The fur-trimmed Santa nightie.
The crotchless thong and peek-a-boo bra with little candy canes on them.
His face is motionless. Voice is flat. “Those aren’t warm enough. The wind chill is knocking down the centigrade like Lennox Lewis in the third.”
“Right. I... Uh... I have some cute plaid ones for Christmas morning,” I mumble, cheeks on fire.
“You sort that out. I’ll go to my van. Got a first aid kit in it and think I have some bandages to wrap your ankle.”
He smiles and walks away, pulling on a scuffed corduroy coat, hooves clip-clopping on hardwood.
“Do centaurs have carpet?” I shout after.
“Only in the lounge!” he shouts back. “For company!”
As I rummage for the right jammies and consider throwing the others in the fireplace, I think of dozens of other questions.
How did he get over here from England? Do centaurs fly on planes? How do people at airport security not notice them?Dothey know about them, and they just act like it’s normal?
Wait, he has a van? How does he drive it?
Does he sleep in a bed?
Why is he so nice to me? Why are strangers like Joe, and Chuck (the guy from Cavalier Chicken), and even a half-man, half-horse, nicer than Josh?
“All right. Found it!” Nigel returns with a small metal box and snow in his dark hair and all over his—what do we call that? Hindquarters?
“Is it snowing harder?”
“Bucketing down,” he shakes himself, and I stare.
Just curious. Just searching for a distraction.
“Let’s take care of you.” He kicks the door shut, and folds his front legs down, then the back set goes to the side, and his human half is now just about my height.
“Do you sit on the floor at home?” I blurt.
“Actually, a queen mattress that I upholstered.”
“You upholster? And cook? And repair houses?”
Nigel pulls my foot into his hand and starts wrapping it with a stretchy bandage. “And build rocking chairs, but that’s not much use unless you’re a pregnant elf whose feet can’t reach the floor in a normal-sized one.”
“It sounds pretty useful to me.”
“I like to be useful. Stay busy. Build things. How about you?” His head stays bent while his hands move around my ankle, cupping my heel gently when he’s done.
“Me?”
“What do you do? As a job? I figure I’ve seen your knickers, so I can ask about your career. I also think I shouldn’t have said knickers, but there you have it. I’m not clever with words. Just my hands.”

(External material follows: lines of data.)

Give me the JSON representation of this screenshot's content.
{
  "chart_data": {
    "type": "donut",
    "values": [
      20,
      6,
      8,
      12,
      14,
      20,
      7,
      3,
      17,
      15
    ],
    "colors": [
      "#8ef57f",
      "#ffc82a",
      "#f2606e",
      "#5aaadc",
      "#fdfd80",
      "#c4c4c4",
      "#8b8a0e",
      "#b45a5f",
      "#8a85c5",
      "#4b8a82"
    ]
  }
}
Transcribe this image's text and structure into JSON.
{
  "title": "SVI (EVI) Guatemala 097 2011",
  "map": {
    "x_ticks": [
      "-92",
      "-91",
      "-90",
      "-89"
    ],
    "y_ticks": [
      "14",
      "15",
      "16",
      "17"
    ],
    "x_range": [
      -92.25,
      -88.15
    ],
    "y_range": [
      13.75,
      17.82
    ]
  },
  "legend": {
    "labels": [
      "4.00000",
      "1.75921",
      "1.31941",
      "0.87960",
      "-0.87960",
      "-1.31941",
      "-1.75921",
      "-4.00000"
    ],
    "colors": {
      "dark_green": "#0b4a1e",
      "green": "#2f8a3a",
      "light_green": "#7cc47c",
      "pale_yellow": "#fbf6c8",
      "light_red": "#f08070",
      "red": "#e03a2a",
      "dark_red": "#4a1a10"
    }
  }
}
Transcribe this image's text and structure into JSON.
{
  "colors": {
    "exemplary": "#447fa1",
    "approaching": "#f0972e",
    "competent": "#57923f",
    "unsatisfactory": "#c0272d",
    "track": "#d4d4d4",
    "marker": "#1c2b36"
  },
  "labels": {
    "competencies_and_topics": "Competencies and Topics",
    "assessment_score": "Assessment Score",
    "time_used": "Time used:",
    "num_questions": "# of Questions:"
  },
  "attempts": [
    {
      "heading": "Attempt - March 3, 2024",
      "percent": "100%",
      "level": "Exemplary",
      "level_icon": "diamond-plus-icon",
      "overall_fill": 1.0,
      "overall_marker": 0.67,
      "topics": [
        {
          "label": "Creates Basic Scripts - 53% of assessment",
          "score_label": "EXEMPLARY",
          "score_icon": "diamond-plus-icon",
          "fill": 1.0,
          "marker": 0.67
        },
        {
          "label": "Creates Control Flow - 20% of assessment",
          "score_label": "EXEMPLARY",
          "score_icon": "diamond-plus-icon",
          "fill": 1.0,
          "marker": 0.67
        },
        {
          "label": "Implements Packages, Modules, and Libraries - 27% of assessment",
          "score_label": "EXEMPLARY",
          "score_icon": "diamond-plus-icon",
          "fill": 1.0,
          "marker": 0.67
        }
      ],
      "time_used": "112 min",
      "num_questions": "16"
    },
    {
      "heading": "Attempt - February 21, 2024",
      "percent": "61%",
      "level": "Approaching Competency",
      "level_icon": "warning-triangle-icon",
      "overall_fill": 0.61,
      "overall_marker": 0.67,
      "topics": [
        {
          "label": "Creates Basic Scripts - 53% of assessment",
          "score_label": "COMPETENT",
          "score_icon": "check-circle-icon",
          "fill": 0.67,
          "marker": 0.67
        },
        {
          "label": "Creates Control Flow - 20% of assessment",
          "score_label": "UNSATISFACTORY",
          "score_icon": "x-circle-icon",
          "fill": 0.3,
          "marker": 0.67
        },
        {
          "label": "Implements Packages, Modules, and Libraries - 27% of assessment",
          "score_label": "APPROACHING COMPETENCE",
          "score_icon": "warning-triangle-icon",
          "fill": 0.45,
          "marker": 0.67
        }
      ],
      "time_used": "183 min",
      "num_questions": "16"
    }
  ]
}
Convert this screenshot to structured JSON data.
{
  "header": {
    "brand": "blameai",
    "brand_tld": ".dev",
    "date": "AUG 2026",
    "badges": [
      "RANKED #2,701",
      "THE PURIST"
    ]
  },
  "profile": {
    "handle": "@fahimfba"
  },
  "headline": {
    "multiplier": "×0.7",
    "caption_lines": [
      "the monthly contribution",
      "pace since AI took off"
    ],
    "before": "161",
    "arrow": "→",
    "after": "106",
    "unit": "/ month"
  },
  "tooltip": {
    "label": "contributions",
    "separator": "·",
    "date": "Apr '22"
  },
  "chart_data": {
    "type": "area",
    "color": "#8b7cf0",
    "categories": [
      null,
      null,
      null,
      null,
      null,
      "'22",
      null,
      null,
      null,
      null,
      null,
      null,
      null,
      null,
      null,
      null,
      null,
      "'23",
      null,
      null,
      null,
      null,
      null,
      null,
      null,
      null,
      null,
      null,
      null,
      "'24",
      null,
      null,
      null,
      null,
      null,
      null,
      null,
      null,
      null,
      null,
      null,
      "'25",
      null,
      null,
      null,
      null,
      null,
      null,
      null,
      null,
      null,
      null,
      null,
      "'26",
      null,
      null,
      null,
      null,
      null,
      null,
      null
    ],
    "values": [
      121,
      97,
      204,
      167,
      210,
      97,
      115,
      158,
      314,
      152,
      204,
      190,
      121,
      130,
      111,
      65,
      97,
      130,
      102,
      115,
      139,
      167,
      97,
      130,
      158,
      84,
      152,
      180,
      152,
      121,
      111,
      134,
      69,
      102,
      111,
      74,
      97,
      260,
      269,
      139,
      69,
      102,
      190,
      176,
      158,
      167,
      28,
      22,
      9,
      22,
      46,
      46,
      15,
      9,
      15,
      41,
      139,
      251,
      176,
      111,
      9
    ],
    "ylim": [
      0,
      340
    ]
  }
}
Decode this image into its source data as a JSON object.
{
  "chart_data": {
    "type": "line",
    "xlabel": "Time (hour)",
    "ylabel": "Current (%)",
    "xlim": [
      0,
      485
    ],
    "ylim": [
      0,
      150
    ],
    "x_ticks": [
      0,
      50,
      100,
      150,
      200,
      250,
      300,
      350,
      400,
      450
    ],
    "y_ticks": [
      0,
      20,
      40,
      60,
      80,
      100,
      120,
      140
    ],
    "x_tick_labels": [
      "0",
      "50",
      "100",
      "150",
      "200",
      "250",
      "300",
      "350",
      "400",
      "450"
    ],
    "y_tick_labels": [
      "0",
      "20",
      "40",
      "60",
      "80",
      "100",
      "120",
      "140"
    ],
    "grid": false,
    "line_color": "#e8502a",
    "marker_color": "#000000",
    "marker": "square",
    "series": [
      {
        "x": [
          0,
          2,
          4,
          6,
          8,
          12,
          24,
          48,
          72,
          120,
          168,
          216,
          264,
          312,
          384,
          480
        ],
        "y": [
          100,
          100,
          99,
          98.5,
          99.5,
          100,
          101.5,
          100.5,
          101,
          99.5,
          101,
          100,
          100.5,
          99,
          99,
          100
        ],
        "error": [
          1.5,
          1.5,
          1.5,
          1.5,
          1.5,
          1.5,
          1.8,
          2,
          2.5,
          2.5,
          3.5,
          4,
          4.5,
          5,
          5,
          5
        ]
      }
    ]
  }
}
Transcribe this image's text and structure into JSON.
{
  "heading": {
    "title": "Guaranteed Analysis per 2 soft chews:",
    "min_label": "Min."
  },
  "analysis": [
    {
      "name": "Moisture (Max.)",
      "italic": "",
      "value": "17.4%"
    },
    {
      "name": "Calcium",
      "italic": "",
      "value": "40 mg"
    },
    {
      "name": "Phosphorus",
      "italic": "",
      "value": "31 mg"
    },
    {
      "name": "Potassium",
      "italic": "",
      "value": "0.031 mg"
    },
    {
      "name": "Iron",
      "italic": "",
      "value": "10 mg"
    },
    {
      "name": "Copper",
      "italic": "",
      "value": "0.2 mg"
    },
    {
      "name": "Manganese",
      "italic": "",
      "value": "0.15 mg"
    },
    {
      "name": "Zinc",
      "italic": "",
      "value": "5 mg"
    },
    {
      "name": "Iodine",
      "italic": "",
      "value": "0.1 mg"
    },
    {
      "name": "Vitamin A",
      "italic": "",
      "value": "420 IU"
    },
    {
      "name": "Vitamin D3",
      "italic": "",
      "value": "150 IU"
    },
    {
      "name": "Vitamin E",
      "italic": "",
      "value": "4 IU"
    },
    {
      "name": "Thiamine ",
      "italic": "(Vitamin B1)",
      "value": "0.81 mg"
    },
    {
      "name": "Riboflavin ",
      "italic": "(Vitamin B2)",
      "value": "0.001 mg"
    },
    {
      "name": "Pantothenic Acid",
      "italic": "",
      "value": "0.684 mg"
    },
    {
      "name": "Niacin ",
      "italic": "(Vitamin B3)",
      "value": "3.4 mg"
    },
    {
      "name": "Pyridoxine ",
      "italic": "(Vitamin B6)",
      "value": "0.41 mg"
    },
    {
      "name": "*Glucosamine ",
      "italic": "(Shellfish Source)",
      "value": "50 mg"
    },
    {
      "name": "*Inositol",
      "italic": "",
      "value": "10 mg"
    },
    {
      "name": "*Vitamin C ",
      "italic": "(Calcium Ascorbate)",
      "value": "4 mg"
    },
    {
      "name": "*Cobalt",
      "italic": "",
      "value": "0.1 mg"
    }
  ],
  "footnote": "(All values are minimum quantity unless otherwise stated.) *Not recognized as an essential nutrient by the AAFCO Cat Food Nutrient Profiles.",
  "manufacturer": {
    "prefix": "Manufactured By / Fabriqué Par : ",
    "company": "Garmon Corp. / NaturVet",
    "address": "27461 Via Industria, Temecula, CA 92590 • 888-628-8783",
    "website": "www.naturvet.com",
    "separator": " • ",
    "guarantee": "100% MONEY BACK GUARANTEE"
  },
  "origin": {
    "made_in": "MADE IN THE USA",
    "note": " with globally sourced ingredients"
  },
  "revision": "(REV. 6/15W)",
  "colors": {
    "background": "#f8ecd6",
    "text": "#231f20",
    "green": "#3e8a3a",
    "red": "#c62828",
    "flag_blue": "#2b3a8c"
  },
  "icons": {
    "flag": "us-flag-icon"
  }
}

He’s excellent with his hands. Not shabby with his words, either.
“I’m a manager at a big discount department store. I manage ninety people—and I love the hustle and bustle, but hate the hiring and firing, the slackers, the folks who don’t need sick days and call off anyway, the ones who have buried six grandmothers in two years... I’m oversharing. I overshare. Josh started telling me I talked too much. Should be quiet. To be ‘one with nature.’” I make air quotes with a sneer.
Nigel grunts. “Idiot, isn’t he? Couldn’t stand one woman talking, and he suddenly wants a bloody harem? Not overbright, is he?” He tapped his head.
“He didn’t want to talk to the people as much as—you know. Sleep with them,” I say with a little cough. I try to sound at least slightly polite, even though I believe I’ve already cursed, sobbed, and snotted on this man.